8. In this case, it transpires from the materials on record that all the accused were dealing with the same transaction and as such it cannot be said that there is misjoinder of persons.
9. Coming to the next point, as the offences in this case are committed under two separate enactments, in my view, Section 71, I.P.C., is not helpful to the petitioners and as such the sentences cannot be questioned by invoking Section 71.
10. Coming to the last point, it is very clear that the petitioners were found in possession of dangerous petroleum. Section 3 (2) of the Petroleum Act says that save in accordance with the conditions of any licence for the purpose which he may be required to obtain by rules made under Section 4, no one shall import any dangerous petroleum and no one shall transport or store any petroleum. Mr. David has not advanced any acceptable argument to show that no offence has been committed. But, on the other hand, as already discussed, I find that there is clinching and acceptable evidence to hold that the petitioners have committed the offences under both the Order and the Act.
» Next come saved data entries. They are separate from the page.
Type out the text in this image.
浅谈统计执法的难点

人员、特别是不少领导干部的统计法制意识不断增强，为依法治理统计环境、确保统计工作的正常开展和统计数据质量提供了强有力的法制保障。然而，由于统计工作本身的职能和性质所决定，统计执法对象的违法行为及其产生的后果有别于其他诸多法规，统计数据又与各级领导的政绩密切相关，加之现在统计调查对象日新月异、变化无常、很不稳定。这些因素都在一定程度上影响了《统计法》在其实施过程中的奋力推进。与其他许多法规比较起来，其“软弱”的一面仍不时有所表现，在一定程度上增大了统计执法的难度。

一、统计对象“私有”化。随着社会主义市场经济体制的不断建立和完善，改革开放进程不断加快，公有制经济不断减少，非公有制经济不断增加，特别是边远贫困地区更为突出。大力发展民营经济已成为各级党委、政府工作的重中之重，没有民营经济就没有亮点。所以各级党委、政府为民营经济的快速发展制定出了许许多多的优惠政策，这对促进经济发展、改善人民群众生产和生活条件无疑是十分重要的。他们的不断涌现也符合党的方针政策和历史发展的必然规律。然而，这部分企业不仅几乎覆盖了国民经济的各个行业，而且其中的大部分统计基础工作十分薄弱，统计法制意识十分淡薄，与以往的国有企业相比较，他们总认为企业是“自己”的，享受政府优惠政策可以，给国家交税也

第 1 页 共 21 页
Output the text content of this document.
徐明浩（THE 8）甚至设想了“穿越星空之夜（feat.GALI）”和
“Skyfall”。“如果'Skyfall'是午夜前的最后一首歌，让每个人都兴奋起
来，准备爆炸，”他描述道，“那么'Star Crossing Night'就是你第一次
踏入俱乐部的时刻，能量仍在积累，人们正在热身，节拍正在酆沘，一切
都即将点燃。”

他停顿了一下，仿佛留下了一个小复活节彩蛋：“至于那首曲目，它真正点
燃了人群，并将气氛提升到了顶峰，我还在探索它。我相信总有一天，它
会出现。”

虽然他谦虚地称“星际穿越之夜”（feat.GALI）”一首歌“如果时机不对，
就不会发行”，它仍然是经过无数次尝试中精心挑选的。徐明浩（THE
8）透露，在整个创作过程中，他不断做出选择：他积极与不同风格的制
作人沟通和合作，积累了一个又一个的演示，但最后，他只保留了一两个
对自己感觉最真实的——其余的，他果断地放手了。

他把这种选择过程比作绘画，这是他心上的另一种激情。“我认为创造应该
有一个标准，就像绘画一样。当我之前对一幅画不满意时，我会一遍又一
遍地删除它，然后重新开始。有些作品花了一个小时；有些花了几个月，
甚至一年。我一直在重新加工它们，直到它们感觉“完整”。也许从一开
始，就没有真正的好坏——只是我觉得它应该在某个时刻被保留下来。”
Section 24 of the Act enables the confiscation of petroleum and receptacles. In this case, the petitioners have been in possession of 800 litres of dangerous petroleum, i.e., beyond the quantity of 30 litres permitted by the Act and the Rules made thereunder, and therefore the offence has been completed and the confiscation of the petroleum and the receptacles is quite legal.
11. Coming to the confiscation and sale of kerosene, the petitioners were in possession of 3500 litres of kerosene. Section 7 of the Essential Commodities Act empowers the State to forfeit to the Government the contraband and therefore the confiscation and sale cannot be challenged.
12. For the foregoing discussions, I am of the view that this revision petition is devoid of merit and hence it is dismissed.